The Parliament of Australia has passed the Assistance and Access Bill 2018, which allows Australian authorities to pressure communication providers and tech companies into giving them access to encrypted electronic communications, all in the name of fighting crime and terrorism.
The companies will be forced to use interception capabilities they already have or to build new ones – although the government claims that the authorities can’t use these powers “to introduce so-called ‘backdoors’ or require a provider to disclose communications content or data.”
The legislation has been introduced into Parliament in September 2018 and the Australian Labor Party coalition was set on introducing a number of amendments that would limit some of the powers before letting it pass.

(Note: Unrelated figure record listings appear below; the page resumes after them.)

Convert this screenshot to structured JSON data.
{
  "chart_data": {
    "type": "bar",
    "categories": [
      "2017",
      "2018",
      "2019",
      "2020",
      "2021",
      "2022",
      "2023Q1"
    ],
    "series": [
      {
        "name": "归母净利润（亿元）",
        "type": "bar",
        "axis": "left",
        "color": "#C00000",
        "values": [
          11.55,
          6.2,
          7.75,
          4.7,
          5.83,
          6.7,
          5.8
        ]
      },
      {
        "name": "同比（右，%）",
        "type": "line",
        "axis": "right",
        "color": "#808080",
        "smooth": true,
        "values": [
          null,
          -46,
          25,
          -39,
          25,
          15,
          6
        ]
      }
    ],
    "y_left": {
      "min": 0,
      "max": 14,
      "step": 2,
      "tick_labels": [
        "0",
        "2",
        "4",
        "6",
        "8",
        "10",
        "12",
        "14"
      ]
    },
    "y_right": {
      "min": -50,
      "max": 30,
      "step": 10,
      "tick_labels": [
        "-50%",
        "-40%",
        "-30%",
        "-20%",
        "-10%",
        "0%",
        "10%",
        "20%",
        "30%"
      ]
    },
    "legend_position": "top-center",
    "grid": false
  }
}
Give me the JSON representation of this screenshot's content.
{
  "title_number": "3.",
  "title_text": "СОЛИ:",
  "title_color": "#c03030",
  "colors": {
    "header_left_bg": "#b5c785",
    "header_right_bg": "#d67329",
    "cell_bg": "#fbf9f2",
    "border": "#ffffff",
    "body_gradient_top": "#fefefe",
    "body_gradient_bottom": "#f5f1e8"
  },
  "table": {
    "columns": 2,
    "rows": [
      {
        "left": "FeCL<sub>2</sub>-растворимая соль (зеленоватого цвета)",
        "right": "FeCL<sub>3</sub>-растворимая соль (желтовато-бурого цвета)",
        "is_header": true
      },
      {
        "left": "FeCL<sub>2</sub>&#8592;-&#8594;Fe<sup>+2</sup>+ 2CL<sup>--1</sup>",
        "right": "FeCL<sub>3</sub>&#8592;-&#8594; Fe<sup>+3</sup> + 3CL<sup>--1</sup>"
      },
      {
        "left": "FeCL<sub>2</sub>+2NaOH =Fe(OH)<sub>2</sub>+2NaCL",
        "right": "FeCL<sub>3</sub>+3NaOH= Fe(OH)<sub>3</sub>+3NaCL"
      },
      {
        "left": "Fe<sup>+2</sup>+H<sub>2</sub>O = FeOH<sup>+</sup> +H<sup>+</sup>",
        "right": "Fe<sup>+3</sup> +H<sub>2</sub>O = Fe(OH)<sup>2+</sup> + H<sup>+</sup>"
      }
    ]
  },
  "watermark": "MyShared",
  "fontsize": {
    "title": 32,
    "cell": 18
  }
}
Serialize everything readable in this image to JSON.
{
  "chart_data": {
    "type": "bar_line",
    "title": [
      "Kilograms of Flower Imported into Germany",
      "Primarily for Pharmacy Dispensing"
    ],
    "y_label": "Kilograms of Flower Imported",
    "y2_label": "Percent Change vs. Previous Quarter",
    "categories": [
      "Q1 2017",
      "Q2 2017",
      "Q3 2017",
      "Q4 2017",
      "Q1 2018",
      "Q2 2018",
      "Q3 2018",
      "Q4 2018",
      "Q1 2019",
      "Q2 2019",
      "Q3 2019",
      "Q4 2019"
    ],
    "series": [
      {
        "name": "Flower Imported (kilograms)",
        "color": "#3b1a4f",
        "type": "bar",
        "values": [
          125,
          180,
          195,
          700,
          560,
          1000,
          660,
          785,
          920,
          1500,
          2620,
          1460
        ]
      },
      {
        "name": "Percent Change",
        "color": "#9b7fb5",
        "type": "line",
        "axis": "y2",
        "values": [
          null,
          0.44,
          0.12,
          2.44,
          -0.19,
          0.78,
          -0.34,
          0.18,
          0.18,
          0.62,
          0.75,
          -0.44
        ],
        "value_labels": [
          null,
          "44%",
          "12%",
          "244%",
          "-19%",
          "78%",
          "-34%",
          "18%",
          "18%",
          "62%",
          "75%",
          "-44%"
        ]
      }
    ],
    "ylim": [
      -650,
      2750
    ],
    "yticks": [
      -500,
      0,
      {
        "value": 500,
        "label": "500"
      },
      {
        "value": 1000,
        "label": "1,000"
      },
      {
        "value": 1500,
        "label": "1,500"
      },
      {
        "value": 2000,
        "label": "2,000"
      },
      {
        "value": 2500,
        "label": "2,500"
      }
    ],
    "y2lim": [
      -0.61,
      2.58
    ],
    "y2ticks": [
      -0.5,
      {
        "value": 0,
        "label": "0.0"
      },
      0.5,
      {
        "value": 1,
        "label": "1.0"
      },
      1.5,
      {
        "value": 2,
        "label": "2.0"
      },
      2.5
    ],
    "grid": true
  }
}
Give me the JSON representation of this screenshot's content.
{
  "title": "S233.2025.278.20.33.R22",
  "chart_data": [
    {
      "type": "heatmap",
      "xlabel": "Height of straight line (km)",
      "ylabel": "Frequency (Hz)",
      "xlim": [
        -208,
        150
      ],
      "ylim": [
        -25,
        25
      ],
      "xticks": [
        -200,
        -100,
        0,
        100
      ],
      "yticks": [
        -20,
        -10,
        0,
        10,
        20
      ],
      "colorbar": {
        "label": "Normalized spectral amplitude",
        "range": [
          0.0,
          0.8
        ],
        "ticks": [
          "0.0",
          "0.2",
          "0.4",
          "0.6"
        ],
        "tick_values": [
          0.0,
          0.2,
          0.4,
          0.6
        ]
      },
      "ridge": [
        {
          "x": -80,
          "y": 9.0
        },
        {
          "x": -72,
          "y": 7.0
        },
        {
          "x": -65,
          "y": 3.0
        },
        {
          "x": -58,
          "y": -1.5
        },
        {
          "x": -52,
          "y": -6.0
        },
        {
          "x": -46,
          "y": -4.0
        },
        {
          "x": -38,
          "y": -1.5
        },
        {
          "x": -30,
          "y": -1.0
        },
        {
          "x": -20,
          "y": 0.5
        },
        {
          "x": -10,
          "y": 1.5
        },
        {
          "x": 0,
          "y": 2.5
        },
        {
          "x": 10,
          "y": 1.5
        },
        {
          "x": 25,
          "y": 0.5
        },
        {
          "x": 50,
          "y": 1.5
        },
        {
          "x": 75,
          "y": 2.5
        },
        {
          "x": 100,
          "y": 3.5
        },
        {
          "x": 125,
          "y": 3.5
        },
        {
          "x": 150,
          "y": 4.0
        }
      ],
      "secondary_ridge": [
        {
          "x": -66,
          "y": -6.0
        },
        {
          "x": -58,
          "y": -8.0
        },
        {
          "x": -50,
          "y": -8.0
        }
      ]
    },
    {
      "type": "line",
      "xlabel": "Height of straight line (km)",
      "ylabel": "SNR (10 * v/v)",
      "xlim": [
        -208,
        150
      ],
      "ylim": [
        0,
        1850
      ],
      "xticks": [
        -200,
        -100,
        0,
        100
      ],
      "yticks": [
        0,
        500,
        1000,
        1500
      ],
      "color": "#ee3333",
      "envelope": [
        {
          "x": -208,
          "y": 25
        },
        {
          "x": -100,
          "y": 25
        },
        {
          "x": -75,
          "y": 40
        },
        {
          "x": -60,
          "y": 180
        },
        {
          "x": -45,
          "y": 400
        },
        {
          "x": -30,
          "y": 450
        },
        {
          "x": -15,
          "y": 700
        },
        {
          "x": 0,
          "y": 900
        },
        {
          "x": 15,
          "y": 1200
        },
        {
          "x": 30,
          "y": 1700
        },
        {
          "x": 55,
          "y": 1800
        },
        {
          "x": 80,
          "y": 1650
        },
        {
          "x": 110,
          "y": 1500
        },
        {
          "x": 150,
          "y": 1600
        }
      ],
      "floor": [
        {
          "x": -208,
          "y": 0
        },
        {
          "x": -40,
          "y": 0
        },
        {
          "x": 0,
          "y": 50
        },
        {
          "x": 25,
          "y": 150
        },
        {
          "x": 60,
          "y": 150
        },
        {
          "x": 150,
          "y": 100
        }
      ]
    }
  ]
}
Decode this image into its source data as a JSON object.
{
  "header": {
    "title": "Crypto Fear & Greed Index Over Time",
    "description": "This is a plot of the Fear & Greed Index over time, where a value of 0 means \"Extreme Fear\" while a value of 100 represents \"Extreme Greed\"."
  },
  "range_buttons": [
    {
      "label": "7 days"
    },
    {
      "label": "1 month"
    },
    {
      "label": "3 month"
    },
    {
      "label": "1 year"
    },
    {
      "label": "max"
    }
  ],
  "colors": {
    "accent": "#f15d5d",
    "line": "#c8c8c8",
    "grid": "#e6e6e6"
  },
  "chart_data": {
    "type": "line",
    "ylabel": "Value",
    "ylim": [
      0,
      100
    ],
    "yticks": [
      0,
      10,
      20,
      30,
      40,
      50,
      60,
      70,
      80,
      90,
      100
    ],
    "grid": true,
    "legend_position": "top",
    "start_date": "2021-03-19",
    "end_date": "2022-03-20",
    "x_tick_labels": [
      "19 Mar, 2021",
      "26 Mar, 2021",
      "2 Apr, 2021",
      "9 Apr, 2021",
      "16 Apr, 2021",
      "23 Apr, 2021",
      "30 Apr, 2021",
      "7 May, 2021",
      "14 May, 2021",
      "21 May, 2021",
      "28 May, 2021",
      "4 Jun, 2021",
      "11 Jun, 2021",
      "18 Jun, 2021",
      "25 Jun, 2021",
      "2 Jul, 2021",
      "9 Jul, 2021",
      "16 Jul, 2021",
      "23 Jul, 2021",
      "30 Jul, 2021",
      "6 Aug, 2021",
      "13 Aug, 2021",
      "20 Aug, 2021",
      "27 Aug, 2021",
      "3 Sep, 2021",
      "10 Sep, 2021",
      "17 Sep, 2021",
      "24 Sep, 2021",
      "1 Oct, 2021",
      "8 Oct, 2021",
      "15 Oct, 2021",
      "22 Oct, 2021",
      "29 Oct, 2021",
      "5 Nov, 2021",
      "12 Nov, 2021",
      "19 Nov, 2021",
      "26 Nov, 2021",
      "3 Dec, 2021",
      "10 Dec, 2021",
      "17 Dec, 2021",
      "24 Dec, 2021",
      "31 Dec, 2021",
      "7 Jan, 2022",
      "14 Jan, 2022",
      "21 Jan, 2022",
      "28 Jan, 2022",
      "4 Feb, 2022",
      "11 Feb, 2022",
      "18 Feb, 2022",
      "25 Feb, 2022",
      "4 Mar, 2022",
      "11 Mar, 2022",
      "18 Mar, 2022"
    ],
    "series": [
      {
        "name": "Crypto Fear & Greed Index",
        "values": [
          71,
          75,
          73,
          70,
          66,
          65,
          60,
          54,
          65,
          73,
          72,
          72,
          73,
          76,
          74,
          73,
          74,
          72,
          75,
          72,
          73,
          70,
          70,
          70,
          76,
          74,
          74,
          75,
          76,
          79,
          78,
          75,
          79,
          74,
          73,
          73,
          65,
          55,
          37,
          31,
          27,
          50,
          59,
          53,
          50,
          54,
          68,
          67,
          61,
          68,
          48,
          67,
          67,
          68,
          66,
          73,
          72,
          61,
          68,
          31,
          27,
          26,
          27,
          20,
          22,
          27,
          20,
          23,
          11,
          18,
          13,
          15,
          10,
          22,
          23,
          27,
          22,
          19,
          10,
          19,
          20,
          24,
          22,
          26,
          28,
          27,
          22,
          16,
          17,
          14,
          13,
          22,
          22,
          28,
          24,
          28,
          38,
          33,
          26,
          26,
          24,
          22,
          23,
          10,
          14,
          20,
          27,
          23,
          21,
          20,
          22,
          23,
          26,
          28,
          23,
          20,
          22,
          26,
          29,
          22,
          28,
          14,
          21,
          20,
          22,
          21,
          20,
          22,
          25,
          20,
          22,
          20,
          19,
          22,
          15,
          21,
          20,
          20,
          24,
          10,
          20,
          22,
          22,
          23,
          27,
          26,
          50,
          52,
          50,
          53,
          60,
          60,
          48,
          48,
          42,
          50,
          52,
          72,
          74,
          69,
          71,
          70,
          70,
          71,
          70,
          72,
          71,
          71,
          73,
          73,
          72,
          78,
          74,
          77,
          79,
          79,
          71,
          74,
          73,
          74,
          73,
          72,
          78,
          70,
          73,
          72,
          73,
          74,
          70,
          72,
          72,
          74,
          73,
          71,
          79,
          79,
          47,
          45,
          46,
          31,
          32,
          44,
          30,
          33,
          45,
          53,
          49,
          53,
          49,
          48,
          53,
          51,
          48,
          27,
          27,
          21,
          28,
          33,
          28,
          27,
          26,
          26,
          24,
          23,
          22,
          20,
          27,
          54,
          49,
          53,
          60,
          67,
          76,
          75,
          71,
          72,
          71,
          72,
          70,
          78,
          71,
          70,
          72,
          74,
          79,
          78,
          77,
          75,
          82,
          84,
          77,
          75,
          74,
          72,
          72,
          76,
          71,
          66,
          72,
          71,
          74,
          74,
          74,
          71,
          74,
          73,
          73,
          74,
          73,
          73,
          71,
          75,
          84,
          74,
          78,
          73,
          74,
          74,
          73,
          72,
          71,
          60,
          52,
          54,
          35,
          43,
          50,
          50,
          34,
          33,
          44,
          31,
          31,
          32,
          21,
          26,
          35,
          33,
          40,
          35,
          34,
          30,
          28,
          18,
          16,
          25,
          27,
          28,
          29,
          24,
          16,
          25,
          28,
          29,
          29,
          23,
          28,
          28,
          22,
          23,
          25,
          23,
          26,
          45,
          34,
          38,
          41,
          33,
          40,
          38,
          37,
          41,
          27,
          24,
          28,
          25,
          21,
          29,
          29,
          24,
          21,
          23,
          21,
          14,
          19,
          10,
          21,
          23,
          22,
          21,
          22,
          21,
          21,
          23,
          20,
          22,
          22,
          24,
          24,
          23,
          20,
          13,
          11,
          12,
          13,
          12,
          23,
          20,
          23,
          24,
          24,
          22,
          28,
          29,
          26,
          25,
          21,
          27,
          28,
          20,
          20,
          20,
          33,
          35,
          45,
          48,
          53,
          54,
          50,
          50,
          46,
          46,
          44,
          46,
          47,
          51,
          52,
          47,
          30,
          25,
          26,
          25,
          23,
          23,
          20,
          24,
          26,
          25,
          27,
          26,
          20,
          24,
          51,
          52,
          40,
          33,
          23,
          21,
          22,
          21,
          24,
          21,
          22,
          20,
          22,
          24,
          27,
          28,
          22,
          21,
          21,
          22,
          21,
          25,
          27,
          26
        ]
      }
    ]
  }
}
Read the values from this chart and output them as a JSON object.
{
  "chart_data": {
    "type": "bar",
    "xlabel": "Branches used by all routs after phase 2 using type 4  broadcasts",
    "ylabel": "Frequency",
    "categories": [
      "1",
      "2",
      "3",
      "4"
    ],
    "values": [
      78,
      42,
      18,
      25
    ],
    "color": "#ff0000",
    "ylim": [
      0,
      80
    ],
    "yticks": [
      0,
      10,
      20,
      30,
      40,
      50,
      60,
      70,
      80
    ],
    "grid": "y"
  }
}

In the end, though, they decided to let the bill through without them, but with a stipulation that the government will agree to add them next year. The government later said they made no such promise – they only said they would consider them. (For those who are interested, Chris Duckett has a good rundown of the debate just prior to the voting.)
All that remains now for the bill to be turned into law is for it to be signed by Sir Peter Cosgrove, Australia’s Governor-General.
Not a good idea
Almost no one except the government considers the bill a good idea.
Chris Culnane, a lecturer in Electronic Voting, Privacy, and Cyber Security at the University of Melbourne, has analyzed the draft of the bill in August and has pointed out many objectionable things about it.
Whatever you feel about the #AABill in Australia, I agree with the @thelawcouncil that rushing such complex legislation through in days is reckless. At the least, these unprecedented laws need far more expert scrutiny & debate. https://t.co/mhSWiC2FP8 #auspol
— Mike Cannon-Brookes 👨🏼💻🧢 (@mcannonbrookes) December 5, 2018
I've spent >20 years building cryptography and security software. Now the Australian govt is considering laws that could coerce me to add backdoors. This is akin to requiring a doctor to infect a patient or an engineer to weaken a bridge. @AustralianLabor must oppose this #aabill
— Damien Miller (@damienmiller) December 5, 2018
What about Australian tech start ups under #aaBill? Their products will be fucking worthless under #aaBill, completely unable to be exported or used in the E.U. Backdoored software isn't compatible with the GDPR
— Asher Wolf (@Asher_Wolf) December 5, 2018
#AAbill just passed the house as amended (yes, all 173) despite the disagreement 🤷♂️🙄
— Senator Jordon Steele-John (@Jordonsteele) December 6, 2018
Private citizens, software engineers, and a variety of digital rights, human rights, software organizations and tech companies have formally voiced their opposition to it being passed, but their opinions have apparently been discounted.
“The bill is a cousin to the United Kingdom’s Investigatory Powers Act, passed in 2016. The two laws vary in their details, but both now deliver a panoptic new power to their nation’s governments,” EFF’s International Director Danny O’Brien has noted.
“Both countries now claim the right to secretly compel tech companies and individual technologists, including network administrators, sysadmins, and open source developers – to re-engineer software and hardware under their control, so that it can be used to spy on their users. Engineers can be penalized for refusing to comply with fines and prison; in Australia, even counseling a technologist to oppose these orders is a crime.”
He also went on to describe a possible and likely future if this bill is signed into law.
How it will ultimately end up affecting international and Australian companies and the nation’s citizens remains to be seen (or not, if the authorities efforts are kept under wraps with the justification of national security).